Articles throughout this issue both share strategies for helping students who struggle with math and explore broader policy questions about how math should be taught.
“Standards With Teeth”?
- Do you think math instruction would be more effective if the United States enforced a national math curriculum? Why or why not?
- What would be the advantages and disadvantages of aligning math curriculum and instruction?
Mostly for Math Teachers
- Leinwand believes that without alignment math teachers end up trying to please too many “masters” (state standards, textbooks, local needs, and so on). Do you ever feel torn between the demands of various masters in teaching math?
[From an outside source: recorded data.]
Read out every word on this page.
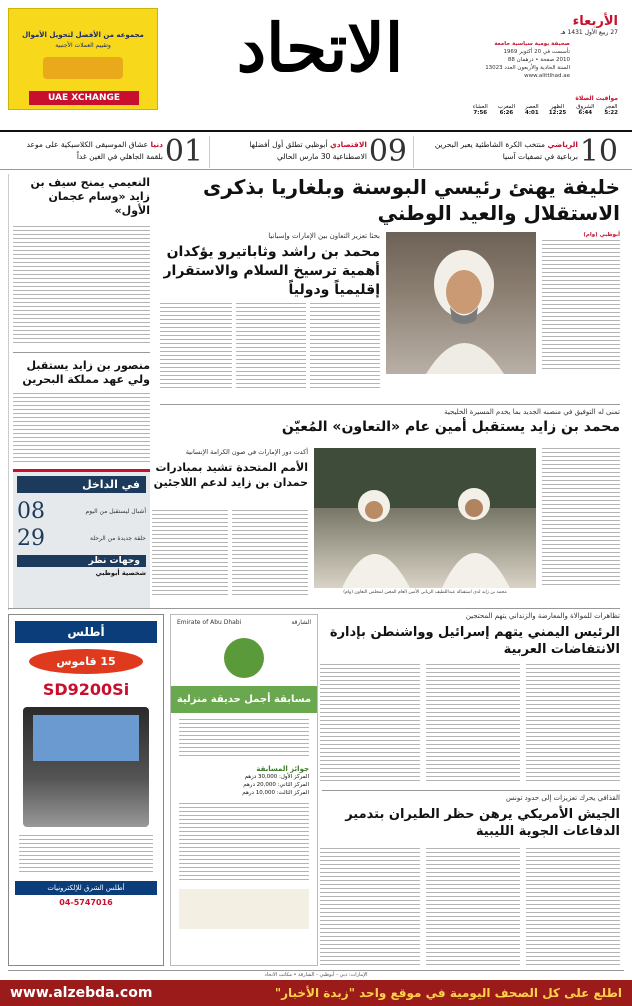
الأربعاء
27 ربيع الأول 1431 هـ
الاتحاد	صحيفة يومية سياسية جامعة
تأسست في 20 أكتوبر 1969
2010 صفحة • درهمان 88
السنة الحادية والأربعون العدد 13023
www.alittihad.ae
مواقيت الصلاة
الفجر
5:22
الشروق
6:44
الظهر
12:25
العصر
4:01
المغرب
6:26
العشاء
7:56
مجموعه من الأفضل لتحويل الأموال
وتقييم العملات الأجنبية
UAE XCHANGE
10
الرياضي منتخب الكرة الشاطئية يعبر البحرين برباعية في تصفيات آسيا
09
الاقتصادي أبوظبي تطلق أول أفضلها الاصطناعية 30 مارس الحالي
01
دنيا عشاق الموسيقى الكلاسيكية على موعد بلقمة الجاهلي في الغين غداً
خليفة يهنئ رئيسي البوسنة وبلغاريا بذكرى الاستقلال والعيد الوطني
أبوظبي (وام)
بحثا تعزيز التعاون بين الإمارات وإسبانيا
محمد بن راشد وثاباتيرو يؤكدان أهمية ترسيخ السلام والاستقرار إقليمياً ودولياً
النعيمي يمنح سيف بن زايد «وسام عجمان الأول»
منصور بن زايد يستقبل ولي عهد مملكة البحرين
في الداخل
أشبال ليستقبل من اليوم
08
حلقة جديدة من الرحلة
29
وجهات نظر
شخصية أبوظبي
تمنى له التوفيق في منصبه الجديد بما يخدم المسيرة الخليجية
محمد بن زايد يستقبل أمين عام «التعاون» المُعيّن
محمد بن زايد لدى استقباله عبداللطيف الزياني الأمين العام المعين لمجلس التعاون (وام)
أكدت دور الإمارات في صون الكرامة الإنسانية
الأمم المتحدة تشيد بمبادرات حمدان بن زايد لدعم اللاجئين
تظاهرات للموالاة والمعارضة والزنداني يتهم المحتجين
الرئيس اليمني يتهم إسرائيل وواشنطن بإدارة الانتفاضات العربية
القذافي يحرك تعزيزات إلى حدود تونس
الجيش الأمريكي يرهن حظر الطيران بتدمير الدفاعات الجوية الليبية
الشارقة
Emirate of Abu Dhabi
مسابقة أجمل حديقة منزلية
جوائز المسابقة
المركز الأول: 30,000 درهم
المركز الثاني: 20,000 درهم
المركز الثالث: 10,000 درهم
أطلس
15 قاموس
SD9200Si
أطلس الشرق للإلكترونيات
04-5747016
الإمارات: دبي - أبوظبي - الشارقة • مكاتب الاتحاد
اطلع على كل الصحف اليومية في موقع واحد "زبدة الأخبار"
www.alzebda.com
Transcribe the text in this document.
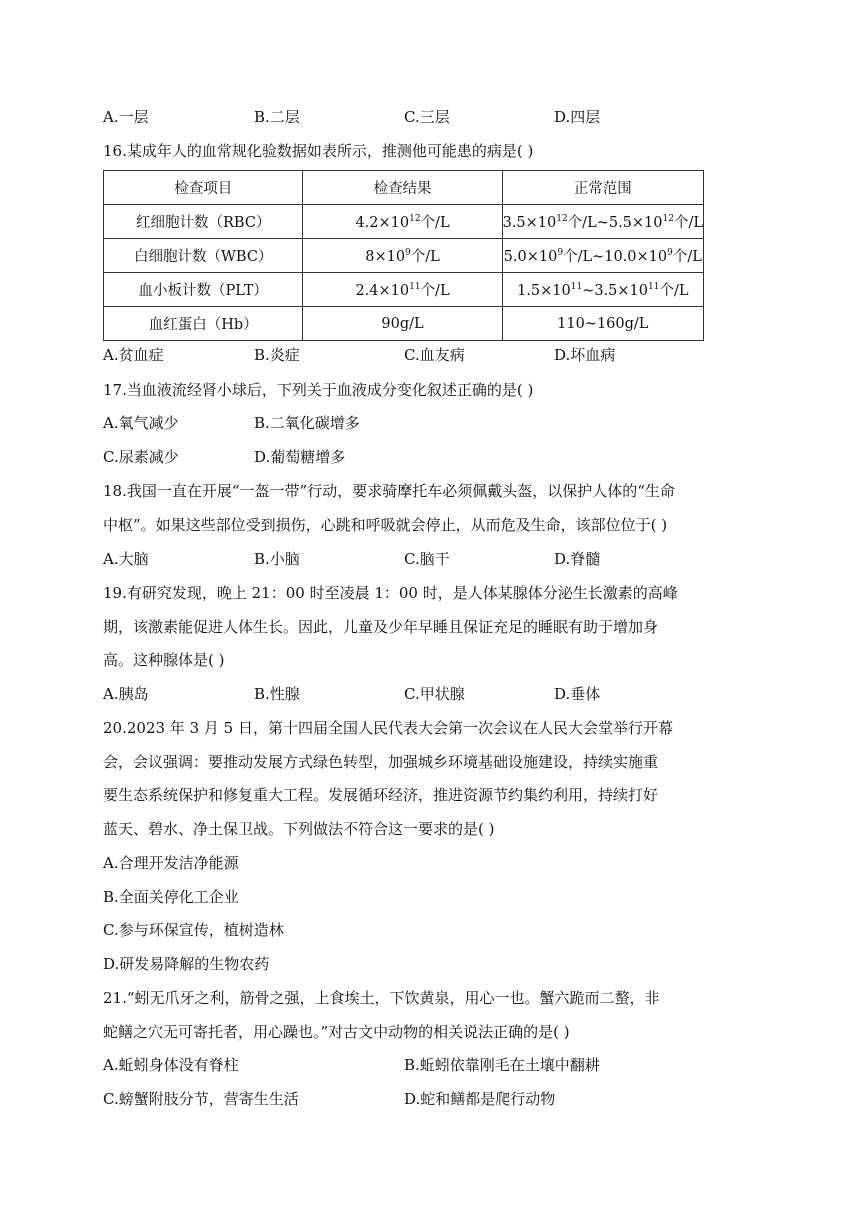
A.一层	B.二层	C.三层	D.四层
16.某成年人的血常规化验数据如表所示，推测他可能患的病是( )
检查项目	检查结果	正常范围
红细胞计数（RBC）	$4.2\times 10^{12}$个/L	$3.5\times 10^{12}$个$/L\sim 5.5\times 10^{12}$个/L
白细胞计数（WBC）	$8\times 10^9$个/L	$5.0\times 10^9$个$/L\sim 10.0\times 10^9$个/L
血小板计数（PLT）	$2.4\times 10^{11}$个/L	$1.5\times 10^{11}\sim 3.5\times 10^{11}$个/L
血红蛋白（Hb）	90g/L	110~160g/L
A.贫血症	B.炎症	C.血友病	D.坏血病
17.当血液流经肾小球后，下列关于血液成分变化叙述正确的是( )
A.氧气减少	B.二氧化碳增多
C.尿素减少	D.葡萄糖增多
18.我国一直在开展“一盔一带”行动，要求骑摩托车必须佩戴头盔，以保护人体的“生命
中枢”。如果这些部位受到损伤，心跳和呼吸就会停止，从而危及生命，该部位位于( )
A.大脑	B.小脑	C.脑干	D.脊髓
19.有研究发现，晚上 21：00 时至凌晨 1：00 时，是人体某腺体分泌生长激素的高峰
期，该激素能促进人体生长。因此，儿童及少年早睡且保证充足的睡眠有助于增加身
高。这种腺体是( )
A.胰岛	B.性腺	C.甲状腺	D.垂体
20.2023 年 3 月 5 日，第十四届全国人民代表大会第一次会议在人民大会堂举行开幕
会，会议强调：要推动发展方式绿色转型，加强城乡环境基础设施建设，持续实施重
要生态系统保护和修复重大工程。发展循环经济，推进资源节约集约利用，持续打好
蓝天、碧水、净土保卫战。下列做法不符合这一要求的是( )
A.合理开发洁净能源
B.全面关停化工企业
C.参与环保宣传，植树造林
D.研发易降解的生物农药
21.“蚓无爪牙之利，筋骨之强，上食埃土，下饮黄泉，用心一也。蟹六跪而二螯，非
蛇鳝之穴无可寄托者，用心躁也。”对古文中动物的相关说法正确的是( )
A.蚯蚓身体没有脊柱	B.蚯蚓依靠刚毛在土壤中翻耕
C.螃蟹附肢分节，营寄生生活	D.蛇和鳝都是爬行动物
- Look at your state's standards for math for the age group you teach. How many topics per grade level are there? Compare this number with a colleague from another state—or better yet, another country. What do you notice?
A Teaching for Understanding Challenge
- Whatever discipline or grade you teach, challenge yourself to present to students one or two real-life scenarios related to your discipline that require an understanding of fractions or proportions. Include a visual element (such as a bar graph) or a hands-on component (such as having young students make a check mark next to the name of each student in their grade who is on a sports team). Discuss with students how understanding and manipulating fractions relates to this real-life situation.
Deepening Our Own Understanding
Why not try some of the hands-on explorations of abstract math concepts described by Nancy T. Goldman as part of the collection of attitude-changing math strategies on pp. 72 (“Attitude Adjustments.”)
Invite to your group teachers who would like to deepen their math understanding. Let each team find a way to build a model of the Pythagorean theorem or measure common objects to find circumference, diameter, and the true usefulness of π, as Goldman describes. To extend your understanding of π, brainstorm real-life situations in which it would help to approximate the circumference of an object by knowing its diameter.
- Did the concept in question become clearer because of this hands-on activity?
- How—if at all—were you taught the concept in school?
And Just for Fun. . .
Compare the mnemonic devices and tricks you learned to remember mathematics facts and algorithms (such as “yours is not to reason why; just invert and multiply”). Do you ever still use them? Is there a place for this kind of trick in helping children grasp mathematics?